“Since Xmas vacation, I’ve gone through three and a half metamorphoses and am beginning to feel as though there is a smorgasbord of personalities spread before me, [...] So far, I’ve used alienated academic, involved pseudo-hippie, educational and social reformer and one-half of withdrawn simplicity.”
Hillary Clinton's letters to a former high school classmate during her college years have been released. They make the self-lamenting sighings of Lisa Simpson seem like the mouth-breathings of a soccer hooligan by comparison. They are peppered with.. oh how should one who would never release his high-school writings if the world depended on it put it.... an unfortunate use of flowery constructs and unnecessary $10 words. These were days before the Kaplan Review and paranoid cramming for the SAT were commonplace so one can only assume that young Ms.

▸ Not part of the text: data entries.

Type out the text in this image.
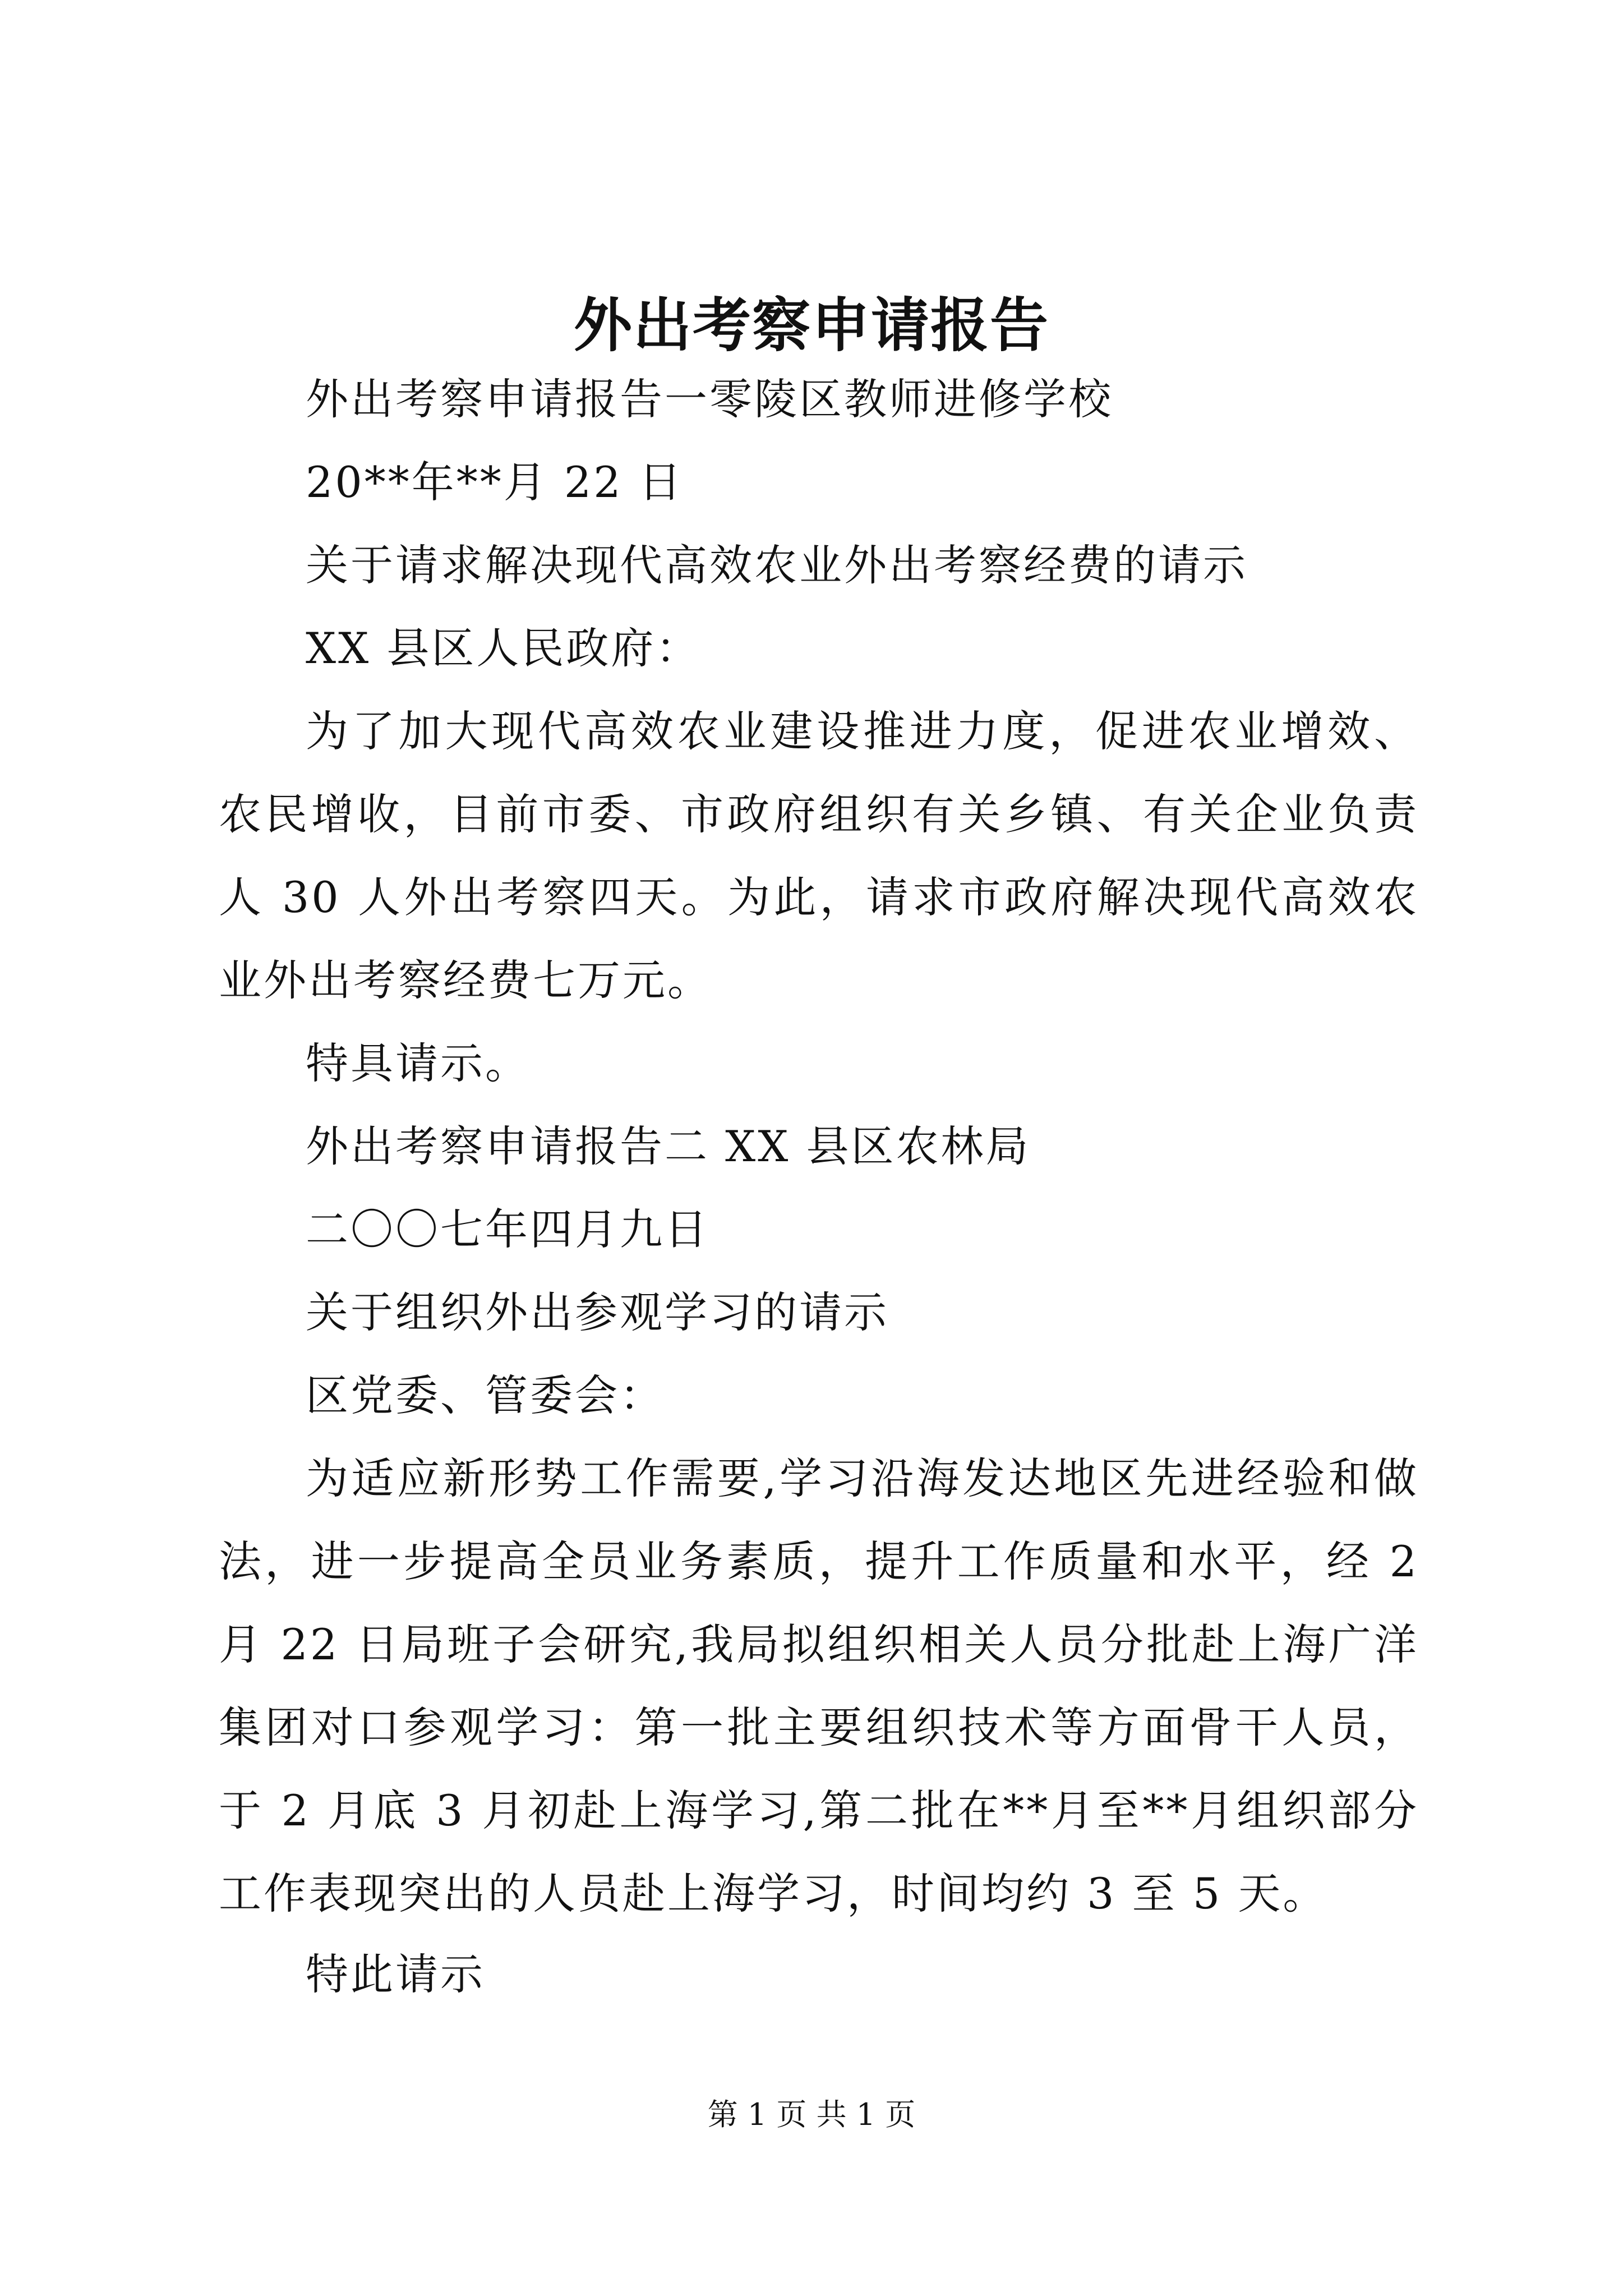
外出考察申请报告
外出考察申请报告一零陵区教师进修学校
20**年**月 22 日
关于请求解决现代高效农业外出考察经费的请示
XX 县区人民政府：
为了加大现代高效农业建设推进力度，促进农业增效、农民增收，目前市委、市政府组织有关乡镇、有关企业负责人 30 人外出考察四天。为此，请求市政府解决现代高效农业外出考察经费七万元。
特具请示。
外出考察申请报告二 XX 县区农林局
二〇〇七年四月九日
关于组织外出参观学习的请示
区党委、管委会：
为适应新形势工作需要,学习沿海发达地区先进经验和做法，进一步提高全员业务素质，提升工作质量和水平，经 2 月 22 日局班子会研究,我局拟组织相关人员分批赴上海广洋集团对口参观学习：第一批主要组织技术等方面骨干人员，于 2 月底 3 月初赴上海学习,第二批在**月至**月组织部分工作表现突出的人员赴上海学习，时间均约 3 至 5 天。
特此请示
第 1 页 共 1 页
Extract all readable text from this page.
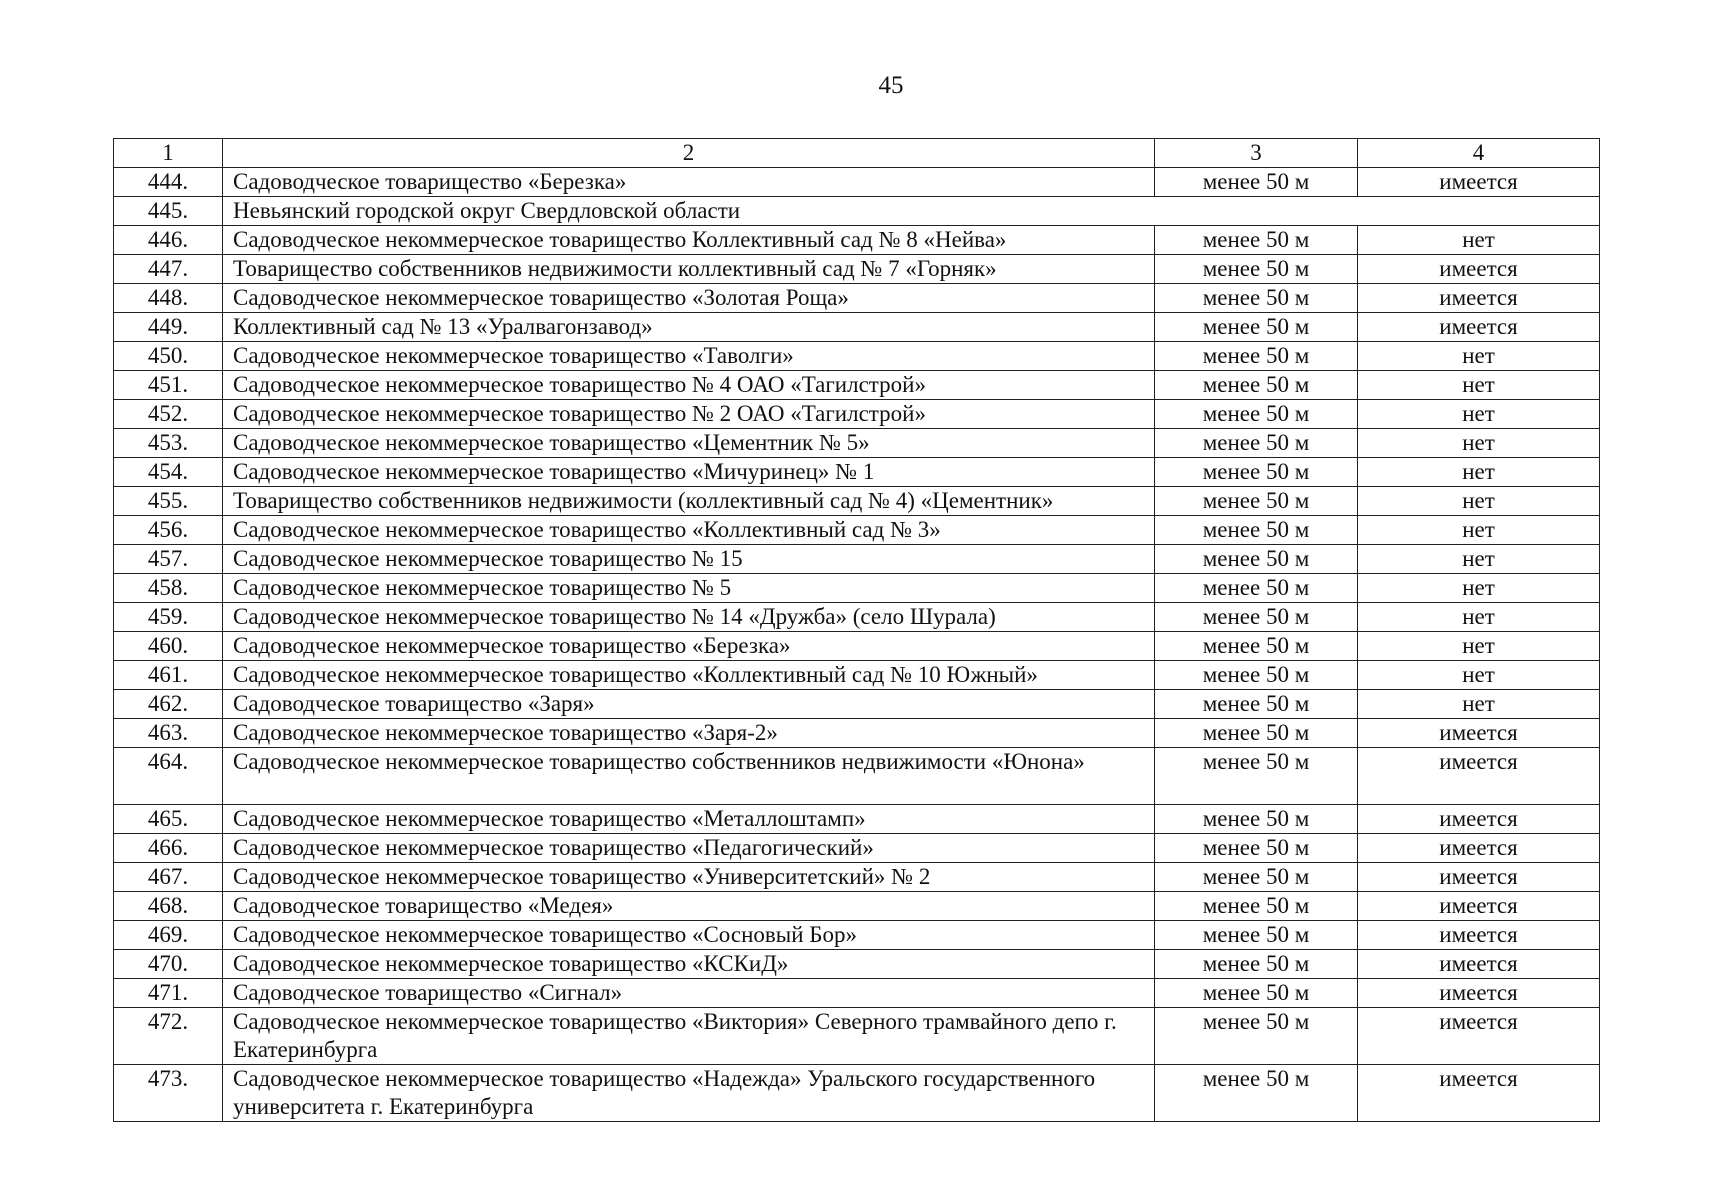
45
1	2	3	4
444.	Садоводческое товарищество «Березка»	менее 50 м	имеется
445.	Невьянский городской округ Свердловской области		
446.	Садоводческое некоммерческое товарищество Коллективный сад № 8 «Нейва»	менее 50 м	нет
447.	Товарищество собственников недвижимости коллективный сад № 7 «Горняк»	менее 50 м	имеется
448.	Садоводческое некоммерческое товарищество «Золотая Роща»	менее 50 м	имеется
449.	Коллективный сад № 13 «Уралвагонзавод»	менее 50 м	имеется
450.	Садоводческое некоммерческое товарищество «Таволги»	менее 50 м	нет
451.	Садоводческое некоммерческое товарищество № 4 ОАО «Тагилстрой»	менее 50 м	нет
452.	Садоводческое некоммерческое товарищество № 2 ОАО «Тагилстрой»	менее 50 м	нет
453.	Садоводческое некоммерческое товарищество «Цементник № 5»	менее 50 м	нет
454.	Садоводческое некоммерческое товарищество «Мичуринец» № 1	менее 50 м	нет
455.	Товарищество собственников недвижимости (коллективный сад № 4) «Цементник»	менее 50 м	нет
456.	Садоводческое некоммерческое товарищество «Коллективный сад № 3»	менее 50 м	нет
457.	Садоводческое некоммерческое товарищество № 15	менее 50 м	нет
458.	Садоводческое некоммерческое товарищество № 5	менее 50 м	нет
459.	Садоводческое некоммерческое товарищество № 14 «Дружба» (село Шурала)	менее 50 м	нет
460.	Садоводческое некоммерческое товарищество «Березка»	менее 50 м	нет
461.	Садоводческое некоммерческое товарищество «Коллективный сад № 10 Южный»	менее 50 м	нет
462.	Садоводческое товарищество «Заря»	менее 50 м	нет
463.	Садоводческое некоммерческое товарищество «Заря-2»	менее 50 м	имеется
464.	Садоводческое некоммерческое товарищество собственников недвижимости «Юнона»	менее 50 м	имеется
465.	Садоводческое некоммерческое товарищество «Металлоштамп»	менее 50 м	имеется
466.	Садоводческое некоммерческое товарищество «Педагогический»	менее 50 м	имеется
467.	Садоводческое некоммерческое товарищество «Университетский» № 2	менее 50 м	имеется
468.	Садоводческое товарищество «Медея»	менее 50 м	имеется
469.	Садоводческое некоммерческое товарищество «Сосновый Бор»	менее 50 м	имеется
470.	Садоводческое некоммерческое товарищество «КСКиД»	менее 50 м	имеется
471.	Садоводческое товарищество «Сигнал»	менее 50 м	имеется
472.	Садоводческое некоммерческое товарищество «Виктория» Северного трамвайного депо г. Екатеринбурга	менее 50 м	имеется
473.	Садоводческое некоммерческое товарищество «Надежда» Уральского государственного университета г. Екатеринбурга	менее 50 м	имеется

Rodham's logorrhea were a result of too much of the wrong kind of reading.
It is well fitting the observed life to note this karmapimple: that the person who used to be Hillary Rodham, college student and expert on all things ennui, will spend the next 16 months trying to impress crowds at BBQs, turkey weighing contests, county fairs, simple-minded special-interest rallies, and generally speaking into TV cameras using short sentences composed entirely of short words for the benefit of those she used to dismiss as “[knowing] a lot about ‘self’ and nothing about ‘man’ ”.